A loophole which allows mobile phone companies to charge up to the nearest minute costs Swiss roaming customers up to CHF120 million per year.

Swiss government set to change mobile phone roaming laws
Photo: Depositphotos

The Swiss government plans on changing the law, according to a report in the Neue Zürcher Zeitung from Sunday. 

Currently, when Swiss mobile customers use their phones abroad, phone companies bill to the nearest minute – meaning that a call which takes one minute and three seconds will be billed for two minutes. 

Mobile phones: The best deals for foreigners in Switzerland

While this may not seem significant, given the already high costs of overseas roaming, the costs add up – and they’re getting higher and higher. 

Swiss communications minister Simonetta Sommaruga said that customers should not have to “pay for minutes and volumes of data they haven't consumed”. 

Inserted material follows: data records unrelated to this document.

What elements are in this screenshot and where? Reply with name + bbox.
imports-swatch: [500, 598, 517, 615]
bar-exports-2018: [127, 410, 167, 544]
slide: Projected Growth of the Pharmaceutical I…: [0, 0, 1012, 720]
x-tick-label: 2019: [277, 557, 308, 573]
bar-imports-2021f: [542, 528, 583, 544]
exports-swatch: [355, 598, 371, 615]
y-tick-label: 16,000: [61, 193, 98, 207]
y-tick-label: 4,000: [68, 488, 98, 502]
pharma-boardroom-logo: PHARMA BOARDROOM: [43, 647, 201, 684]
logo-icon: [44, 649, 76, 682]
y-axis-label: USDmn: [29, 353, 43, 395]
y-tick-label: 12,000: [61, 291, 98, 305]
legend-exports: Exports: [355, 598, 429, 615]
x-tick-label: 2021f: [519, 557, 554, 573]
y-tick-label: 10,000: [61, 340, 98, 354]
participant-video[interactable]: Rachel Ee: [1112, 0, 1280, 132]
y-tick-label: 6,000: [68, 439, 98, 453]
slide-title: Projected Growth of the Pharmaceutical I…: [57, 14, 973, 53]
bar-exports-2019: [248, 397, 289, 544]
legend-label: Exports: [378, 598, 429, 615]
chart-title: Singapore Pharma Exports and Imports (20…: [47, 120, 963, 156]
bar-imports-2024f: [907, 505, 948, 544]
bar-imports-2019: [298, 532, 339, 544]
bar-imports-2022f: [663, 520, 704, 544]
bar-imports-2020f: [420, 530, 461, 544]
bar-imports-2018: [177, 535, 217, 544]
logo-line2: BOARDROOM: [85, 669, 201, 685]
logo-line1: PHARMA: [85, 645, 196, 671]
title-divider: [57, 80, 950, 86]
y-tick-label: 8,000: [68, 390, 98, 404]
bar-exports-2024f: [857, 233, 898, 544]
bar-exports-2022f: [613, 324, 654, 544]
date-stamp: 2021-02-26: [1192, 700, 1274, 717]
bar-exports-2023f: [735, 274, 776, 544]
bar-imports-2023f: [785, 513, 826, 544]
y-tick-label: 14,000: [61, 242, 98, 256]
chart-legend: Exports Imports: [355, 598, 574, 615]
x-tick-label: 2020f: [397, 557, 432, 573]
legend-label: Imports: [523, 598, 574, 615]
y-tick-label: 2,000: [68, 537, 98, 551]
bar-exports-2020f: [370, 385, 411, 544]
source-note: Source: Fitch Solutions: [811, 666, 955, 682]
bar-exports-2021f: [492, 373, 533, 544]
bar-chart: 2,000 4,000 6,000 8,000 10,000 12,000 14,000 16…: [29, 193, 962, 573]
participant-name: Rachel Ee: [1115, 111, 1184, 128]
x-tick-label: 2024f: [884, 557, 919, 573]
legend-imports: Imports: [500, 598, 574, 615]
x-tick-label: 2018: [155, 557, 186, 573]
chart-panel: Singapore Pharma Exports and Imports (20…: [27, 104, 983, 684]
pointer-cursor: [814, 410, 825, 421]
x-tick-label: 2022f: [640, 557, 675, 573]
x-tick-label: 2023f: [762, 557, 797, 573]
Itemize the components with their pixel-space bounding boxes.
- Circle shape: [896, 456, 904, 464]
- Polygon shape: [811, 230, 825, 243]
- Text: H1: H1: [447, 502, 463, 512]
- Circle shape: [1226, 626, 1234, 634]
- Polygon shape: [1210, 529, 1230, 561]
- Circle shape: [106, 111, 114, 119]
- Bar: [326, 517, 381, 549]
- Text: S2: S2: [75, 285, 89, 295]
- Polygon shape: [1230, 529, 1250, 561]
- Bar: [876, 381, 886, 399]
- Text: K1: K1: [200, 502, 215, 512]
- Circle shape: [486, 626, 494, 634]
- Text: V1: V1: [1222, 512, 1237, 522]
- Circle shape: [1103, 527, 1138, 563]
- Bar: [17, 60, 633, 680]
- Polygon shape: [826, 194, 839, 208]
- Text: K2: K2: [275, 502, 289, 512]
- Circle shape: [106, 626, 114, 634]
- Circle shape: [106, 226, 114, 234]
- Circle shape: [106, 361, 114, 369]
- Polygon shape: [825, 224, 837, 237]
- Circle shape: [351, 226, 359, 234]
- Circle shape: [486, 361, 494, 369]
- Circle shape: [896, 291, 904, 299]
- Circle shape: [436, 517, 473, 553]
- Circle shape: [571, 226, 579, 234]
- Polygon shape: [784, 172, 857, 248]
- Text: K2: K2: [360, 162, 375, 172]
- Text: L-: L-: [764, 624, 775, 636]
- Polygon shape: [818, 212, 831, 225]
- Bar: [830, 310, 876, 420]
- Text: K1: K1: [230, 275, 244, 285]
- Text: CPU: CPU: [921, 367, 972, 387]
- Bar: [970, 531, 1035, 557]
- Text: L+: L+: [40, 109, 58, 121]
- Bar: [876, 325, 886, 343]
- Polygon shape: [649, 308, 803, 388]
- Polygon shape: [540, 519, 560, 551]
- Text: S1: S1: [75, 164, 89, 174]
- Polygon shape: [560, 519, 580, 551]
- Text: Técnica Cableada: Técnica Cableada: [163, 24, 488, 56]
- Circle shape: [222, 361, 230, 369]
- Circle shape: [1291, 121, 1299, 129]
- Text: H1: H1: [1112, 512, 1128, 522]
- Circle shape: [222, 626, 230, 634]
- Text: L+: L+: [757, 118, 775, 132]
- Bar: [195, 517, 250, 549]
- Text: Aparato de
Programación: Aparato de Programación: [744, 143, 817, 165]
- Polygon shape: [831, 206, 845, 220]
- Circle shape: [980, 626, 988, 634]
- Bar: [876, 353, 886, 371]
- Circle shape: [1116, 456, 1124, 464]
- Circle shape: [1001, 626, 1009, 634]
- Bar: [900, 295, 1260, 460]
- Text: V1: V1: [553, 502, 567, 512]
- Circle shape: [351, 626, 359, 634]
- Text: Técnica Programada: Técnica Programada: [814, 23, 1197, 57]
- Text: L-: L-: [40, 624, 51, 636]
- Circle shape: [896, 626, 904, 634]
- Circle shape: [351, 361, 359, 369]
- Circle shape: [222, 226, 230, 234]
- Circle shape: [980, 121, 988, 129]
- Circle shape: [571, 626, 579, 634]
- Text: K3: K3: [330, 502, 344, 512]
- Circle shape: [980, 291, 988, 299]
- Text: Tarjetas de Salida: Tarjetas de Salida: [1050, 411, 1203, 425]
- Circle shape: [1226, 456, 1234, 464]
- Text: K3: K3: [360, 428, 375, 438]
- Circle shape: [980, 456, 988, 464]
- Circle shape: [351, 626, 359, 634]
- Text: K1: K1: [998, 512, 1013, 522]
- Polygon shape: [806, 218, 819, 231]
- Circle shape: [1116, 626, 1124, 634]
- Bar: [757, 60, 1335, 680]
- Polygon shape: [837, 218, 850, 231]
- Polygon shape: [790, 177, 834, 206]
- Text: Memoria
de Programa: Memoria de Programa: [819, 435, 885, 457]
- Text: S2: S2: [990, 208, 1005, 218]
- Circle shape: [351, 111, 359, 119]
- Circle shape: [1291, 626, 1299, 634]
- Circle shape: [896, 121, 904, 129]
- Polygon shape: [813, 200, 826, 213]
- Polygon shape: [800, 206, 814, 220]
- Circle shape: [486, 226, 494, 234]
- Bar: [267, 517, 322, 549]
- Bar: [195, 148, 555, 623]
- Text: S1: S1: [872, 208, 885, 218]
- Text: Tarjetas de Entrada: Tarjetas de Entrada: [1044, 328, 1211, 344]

The proposal is to force companies to bill per second, bringing costs in line with the amount actually called. 

Figures from 2018 show that Swiss mobile customers were charged 69 million francs more than they should have been according to their call time – almost a third more than what they should have paid. 

The costs were even higher in 2019, approximately CHF120 million. 

As reported in the NZZ telecommunications companies are against the proposed changes.